The investment portfolio continued to generate strong net investment income, supported by attractive yields and a diversified high-quality portfolio. Over the past decade, we have modernized our technology platforms, data, and infrastructure. Building on that foundation, we are increasingly applying AI across underwriting, claims, and operations to enhance decision-making, efficiency, and the overall customer experience. These investments are increasingly embedded in how we underwrite, serve customers, and partner with agents and brokers. Our One Hartford approach brings the organization together as a unified team, enabling stronger collaboration across business insurance and, increasingly, the broader enterprise to meet a wide range of customer needs.
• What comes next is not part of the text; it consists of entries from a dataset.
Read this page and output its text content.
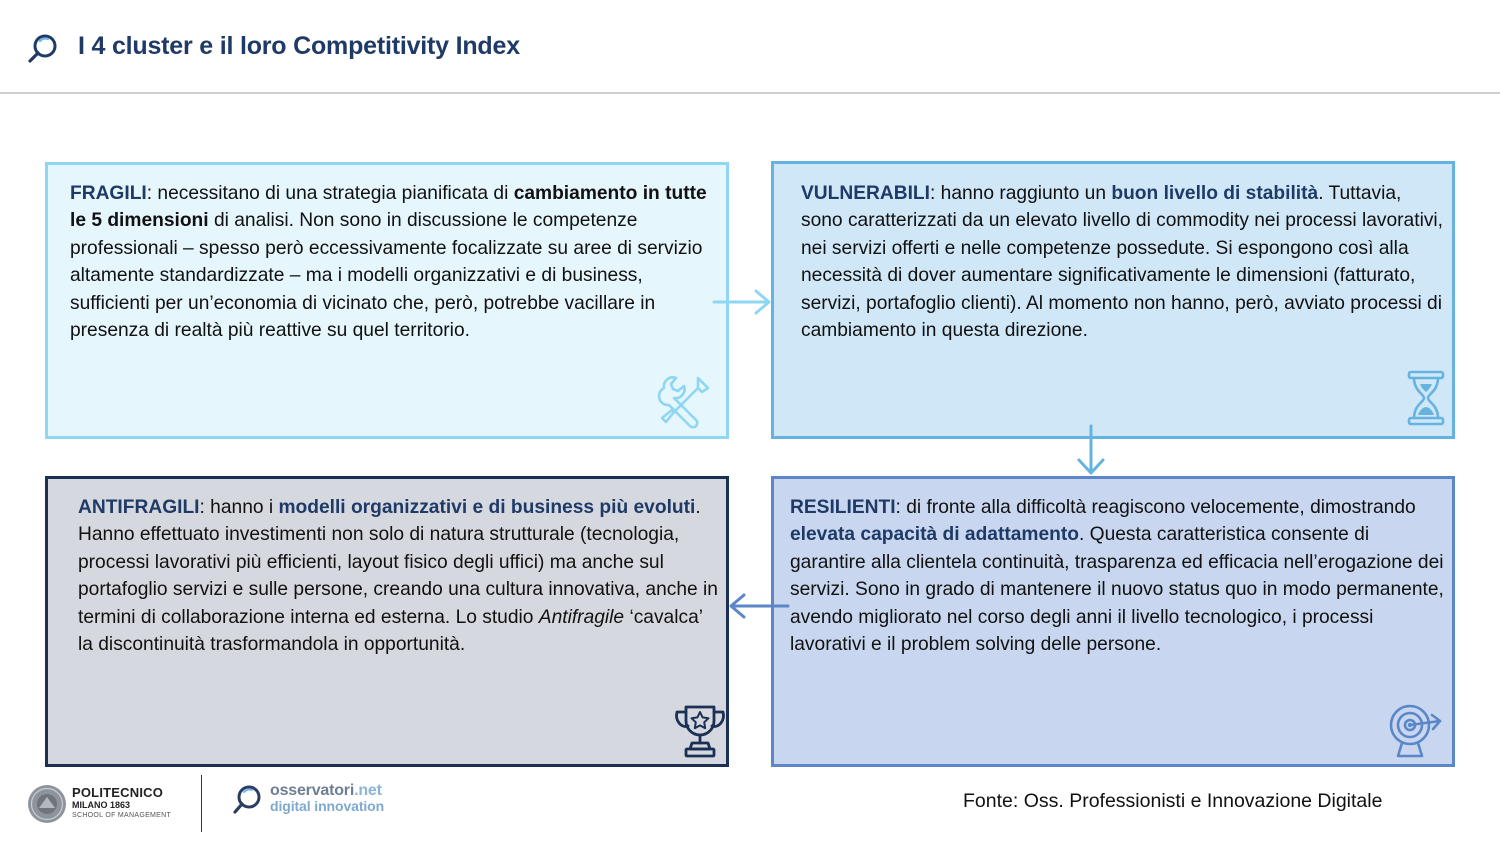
I 4 cluster e il loro Competitivity Index
FRAGILI: necessitano di una strategia pianificata di cambiamento in tutte le 5 dimensioni di analisi. Non sono in discussione le competenze professionali – spesso però eccessivamente focalizzate su aree di servizio altamente standardizzate – ma i modelli organizzativi e di business, sufficienti per un’economia di vicinato che, però, potrebbe vacillare in presenza di realtà più reattive su quel territorio.
VULNERABILI: hanno raggiunto un buon livello di stabilità. Tuttavia, sono caratterizzati da un elevato livello di commodity nei processi lavorativi, nei servizi offerti e nelle competenze possedute. Si espongono così alla necessità di dover aumentare significativamente le dimensioni (fatturato, servizi, portafoglio clienti). Al momento non hanno, però, avviato processi di cambiamento in questa direzione.
ANTIFRAGILI: hanno i modelli organizzativi e di business più evoluti. Hanno effettuato investimenti non solo di natura strutturale (tecnologia, processi lavorativi più efficienti, layout fisico degli uffici) ma anche sul portafoglio servizi e sulle persone, creando una cultura innovativa, anche in termini di collaborazione interna ed esterna. Lo studio Antifragile ‘cavalca’ la discontinuità trasformandola in opportunità.
RESILIENTI: di fronte alla difficoltà reagiscono velocemente, dimostrando elevata capacità di adattamento. Questa caratteristica consente di garantire alla clientela continuità, trasparenza ed efficacia nell’erogazione dei servizi. Sono in grado di mantenere il nuovo status quo in modo permanente, avendo migliorato nel corso degli anni il livello tecnologico, i processi lavorativi e il problem solving delle persone.
POLITECNICO
MILANO 1863
SCHOOL OF MANAGEMENT
osservatori.net
digital innovation	Fonte: Oss. Professionisti e Innovazione Digitale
This strategic alignment, combined with consistent execution, continues to resonate with agents and brokers. We are advancing underwriting capabilities to drive faster, better, and more consistent underwriting decisions while delivering superior agent, broker, and customer experiences.
For more than 215 years, we have successfully navigated cycles of profound change, evolving our capabilities to accelerate progress and transformation. This legacy positions us to adapt to what lies ahead and capitalize on emerging opportunities. Even against a backdrop of geopolitical and economic uncertainty, our foundation is strong, reflecting who we are at our core. An underwriting company that consistently delivers with discipline and innovates with purpose. With solid fundamentals, a durable investment portfolio, and a strong balance sheet, we remain steadfast in our commitment to delivering superior returns for our shareholders. With that, we would be happy to address your questions. Terence, please share the questions that we have received.
Thanks, Chris. Just one question. Please provide your thoughts on The Hartford's first quarter 2026 earnings, which fell short of Wall Street estimates. Financial analysts from firms like Bank of America and Goldman Sachs have pointed to a softening property and casualty market, noting that pricing pressures and rising loss costs could squeeze margins.
Well, yeah, thank you for the question. I would say overall, I thought we got off to a great first quarter start. If I look at all our key metrics that really talk to the underlying fundamentals, like underlying combined ratio, top line growth, written premium growth, investment results, I was pleased across the board. I think maybe what is a little challenging in certain areas was that our catastrophes, primarily due to winter storms, were elevated outside of a normal or expected range, but not terribly. We did settle some legacy liabilities for a religious institution that required a $70 million charge. Other than that, I thought that it was a really good start. The market is competitive, which really requires disciplined execution, focusing on margins and not necessarily the top line. That's what I would say, Terence.
Great. Thanks, Chris. No further questions.
Okay. Thank you. If there are no further questions, I would like to conclude and thank you for your interest and continued support. It is an exciting time at The Hartford for our employees, customers, distribution partners, and all stakeholders. We are well-positioned to sustain our momentum, achieving profitable growth with industry-leading ROEs in 2025 and beyond. Thank you again for joining us today.
That concludes our meeting today. You may now disconnect.